ACCC views 2008 as a year of economic challenges

February 1, 2008

Since the passage of the Medicare Modernization Act of 2003, community cancer centers around the country have been struggling to balance the delivery of optimum care with an ever-tightening reimbursement climate. Cancer Care & Economics (CC&E) talked with the Association of Community Cancer Centers (ACCC) Manager of Provider Economics & Public Policy, Matthew Farber, MA, about the challenges of the upcoming year.

Since the passage of the Medicare Modernization Act of 2003, community cancer centers around the country have been struggling to balance the delivery of optimum care with an ever-tightening reimbursement climate. Cancer Care & Economics (CC&E) talked with the Association of Community Cancer Centers (ACCC) Manager of Provider Economics & Public Policy, Matthew Farber, MA, about the challenges of the upcoming year.

CC&E: Are there any changes in ACCC leadership for 2008?

MR. FARBER: Yes, at our annual meeting in April, Ernest R. Anderson, Jr., MS, RPh, will assume the ACCC office of president. Mr. Anderson is nationally acknowledged for excellence in healthcare and management during his 30 years of pharmacy practice. He will bring a deep understanding of oncology pharmacy issues to ACCC during a very challenging time. Mr. Anderson has twice been recognized as Pharmacist of the Year from the Massachusetts Society of Health-System Pharmacists.

CC&E: Is there a major reimbursement issue that ACCC is looking at for 2008?

MR. FARBER: On the hospital side, despite recommendations from the Ambulatory Payment Classification (APC) Panel, ACCC, and other key stakeholders, CMS [Centers for Medicare & Medicaid Services] lowered payment for separately paid drugs without pass-through status to ASP [average sales price] + 5%.

CMS believes that adequate payment for drugs is ASP+3%; however, in 2008, CMS will provide a "transition" year with payment at ASP+5%. We're working with CMS and legislators on Capitol Hill to raise the volume on this issue in the hope that we can get back to at least ASP+6%. We really believe that there should be reimbursement parity between the hospital outpatient and the physician-office setting. This is a major concern for us.

CC&E: Is pharmacy overhead on the hospital side another challenge?

MR. FARBER: Absolutely. ACCC and other key stakeholders proposed a three-phase plan for reporting pharmacy overhead costs that had the backing of quite a few influential groups. We presented our proposal to the APC panel, and they agreed with us, but unfortunately CMS did not.

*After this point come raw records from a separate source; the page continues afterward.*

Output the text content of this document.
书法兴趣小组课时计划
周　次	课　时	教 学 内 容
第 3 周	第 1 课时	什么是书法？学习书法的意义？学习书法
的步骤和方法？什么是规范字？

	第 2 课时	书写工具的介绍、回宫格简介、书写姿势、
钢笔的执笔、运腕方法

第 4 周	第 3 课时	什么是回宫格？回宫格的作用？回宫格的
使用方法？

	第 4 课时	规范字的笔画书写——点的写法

The good news is that CMS did make a compromise in that hospitals won't have to deduct pharmacy overhead costs from drug acquisition costs on Medicare claims under the outpatient prospective payment system for 2008, and they won't have to report overhead charges as a separate billing line item.

However, there are data out there showing that there is a substantial amount of pharmacy overhead and handling costs that are being under-reimbursed. So this issue is certainly going to remain on our radar screen.

CC&E: Physician payment is another point of contention. Anything positive to report from that side?

MR. FARBER: We were certainly happy that Congress pulled back the 10% cut for physicians and replaced it with a 0.5% increase; however, the increase is slated for just 6 months so we're going to have to revisit this problem in June or July.

Naturally, our concern is that this is just a temporary fix, and pushing for a long-term solution during an election year is all the more challenging.

It seems like every time they do these Band-Aid fixes, it results in larger cuts the following year. So that's one of the reasons we continue to support a permanent solution to the SGR [sustainable growth rate] problem.

CC&E: Is there something from the Hill on the positive side to report from ACCC's perspective?

MR. FARBER: Actually, we were pleased that Congress included in the new Medicare legislation passed by the House and Senate a section that extends the 2007 reimbursement methodology for therapeutic radiopharmaceuticals to June 2008. We had asked our members to weigh in on this before we spoke to CMS.

Surprisingly, this issue received quite a bit of coverage, not only in the oncology press but also in the mainstream media. Once again, it's an interim fix, but hopefully it will give drug manufacturers and CMS time to seek a permanent reimbursement procedure that more accurately reflects hospital costs associated with the therapy.

CC&E: Any closing thoughts?

MR. FARBER: The cancer community is facing considerable challenges in the new economic environment, and it's very important to stay informed and active. There are a host of issues that might, if left unchecked, directly impact the financial health of our cancer care providers.

For instance, we conducted a survey using 12 common cancer therapies. Under the CMS proposed rule of ASP+5%, adding pharmacy overhead into the equation, we found that upward of 60% of the respondents were going to be underwater on these 12 drugs.

You can't ask hospitals to take losses on reimbursement and expect them to deliver the kind of cancer care our patients deserve.

ACCC plans to keep these issues at the forefront of our work on the Hill.